Hello, I recently tried to use the SolvIK_All function in the Python script to solve the inverse kinematics of the specific end pose of UR10 to get all the joint combinations. 

The problem is that I can only get one value of the robot joints solution each time.

I am pretty sure there are at least four inverse kinematic solutions for the current robot end-point posture, so I don't know where the problem lies. Please help me solve it!

Code:

from robodk.robolink import *  # API to communicate with RoboDK
RDK = Robolink()
robot = RDK.Item('UR10')
if not robot.Valid():
    raise Exception('No robot selected or available')

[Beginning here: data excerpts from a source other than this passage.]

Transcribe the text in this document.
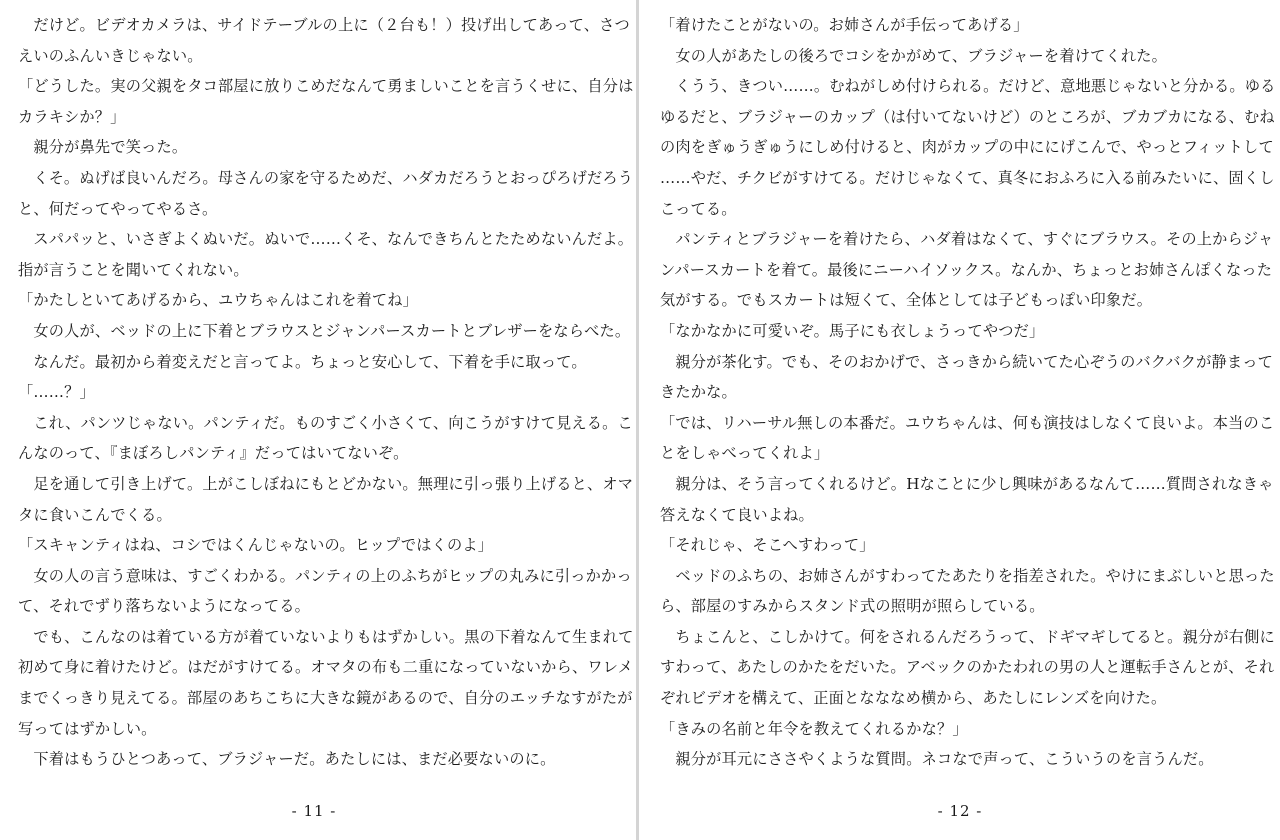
　だけど。ビデオカメラは、サイドテーブルの上に（２台も！）投げ出してあって、さつ
えいのふんいきじゃない。
「どうした。実の父親をタコ部屋に放りこめだなんて勇ましいことを言うくせに、自分は
カラキシか？」
　親分が鼻先で笑った。
　くそ。ぬげば良いんだろ。母さんの家を守るためだ、ハダカだろうとおっぴろげだろう
と、何だってやってやるさ。
　スパパッと、いさぎよくぬいだ。ぬいで……くそ、なんできちんとたためないんだよ。
指が言うことを聞いてくれない。
「かたしといてあげるから、ユウちゃんはこれを着てね」
　女の人が、ベッドの上に下着とブラウスとジャンパースカートとブレザーをならべた。
　なんだ。最初から着変えだと言ってよ。ちょっと安心して、下着を手に取って。
「……？」
　これ、パンツじゃない。パンティだ。ものすごく小さくて、向こうがすけて見える。こ
んなのって、『まぼろしパンティ』だってはいてないぞ。
　足を通して引き上げて。上がこしぼねにもとどかない。無理に引っ張り上げると、オマ
タに食いこんでくる。
「スキャンティはね、コシではくんじゃないの。ヒップではくのよ」
　女の人の言う意味は、すごくわかる。パンティの上のふちがヒップの丸みに引っかかっ
て、それでずり落ちないようになってる。
　でも、こんなのは着ている方が着ていないよりもはずかしい。黒の下着なんて生まれて
初めて身に着けたけど。はだがすけてる。オマタの布も二重になっていないから、ワレメ
までくっきり見えてる。部屋のあちこちに大きな鏡があるので、自分のエッチなすがたが
写ってはずかしい。
　下着はもうひとつあって、ブラジャーだ。あたしには、まだ必要ないのに。
- 11 -
「着けたことがないの。お姉さんが手伝ってあげる」
　女の人があたしの後ろでコシをかがめて、ブラジャーを着けてくれた。
　くうう、きつい……。むねがしめ付けられる。だけど、意地悪じゃないと分かる。ゆる
ゆるだと、ブラジャーのカップ（は付いてないけど）のところが、ブカブカになる、むね
の肉をぎゅうぎゅうにしめ付けると、肉がカップの中ににげこんで、やっとフィットして
……やだ、チクビがすけてる。だけじゃなくて、真冬におふろに入る前みたいに、固くし
こってる。
　パンティとブラジャーを着けたら、ハダ着はなくて、すぐにブラウス。その上からジャ
ンパースカートを着て。最後にニーハイソックス。なんか、ちょっとお姉さんぽくなった
気がする。でもスカートは短くて、全体としては子どもっぽい印象だ。
「なかなかに可愛いぞ。馬子にも衣しょうってやつだ」
　親分が茶化す。でも、そのおかげで、さっきから続いてた心ぞうのバクバクが静まって
きたかな。
「では、リハーサル無しの本番だ。ユウちゃんは、何も演技はしなくて良いよ。本当のこ
とをしゃべってくれよ」
　親分は、そう言ってくれるけど。Hなことに少し興味があるなんて……質問されなきゃ
答えなくて良いよね。
「それじゃ、そこへすわって」
　ベッドのふちの、お姉さんがすわってたあたりを指差された。やけにまぶしいと思った
ら、部屋のすみからスタンド式の照明が照らしている。
　ちょこんと、こしかけて。何をされるんだろうって、ドギマギしてると。親分が右側に
すわって、あたしのかたをだいた。アベックのかたわれの男の人と運転手さんとが、それ
ぞれビデオを構えて、正面となななめ横から、あたしにレンズを向けた。
「きみの名前と年令を教えてくれるかな？」
　親分が耳元にささやくような質問。ネコなで声って、こういうのを言うんだ。
- 12 -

for sol in robot.SolveIK_All(robot.SolveFK(robot.Joints())):
    print(sol)

Results:

Code:

[-45.00000399720827, -89.99999971952762, -90.0000023573822, -180.00000020639916, -90.00000014166224, -135.00000001418832]

[Albert]

Did you calibrate the robot or did you load the controller kinematics? When you calibrate a robot or use the controller kinematics with a UR robot, the inverse kinematics is iterative. Therefore, you'll only see one solution. You can disable it in the robot parameters section.

Can you share your RoboDK project file? We can help you better.

[Scofield]

Dear Albert,

I did load controller kinematics, and now I have disabled it. Thank you for your help.

In addition, I noticed that when I disabled the controller kinematics, there would be a numerical error of 6.144mm. I would like to ask the role of the controller kinematics here and whether disabling it will affect the overall accuracy.

Then I also want to ask the meaning of iterative kinematics in RoboDK for inverse kinematics? How did it solve? It will be great if there is an instruction manual for the inverse kinematics solver in RoboDK.

Best regards,
Scofield

[Albert]

The numerical accuracy is the discrepancy between the nominal kinematics used by RoboDK and the kinematics available in the robot controller. If you generate programs using the default post processor, the robot controller will apply its own kinematics. The discrepancy is the difference between the simulation and the real robot.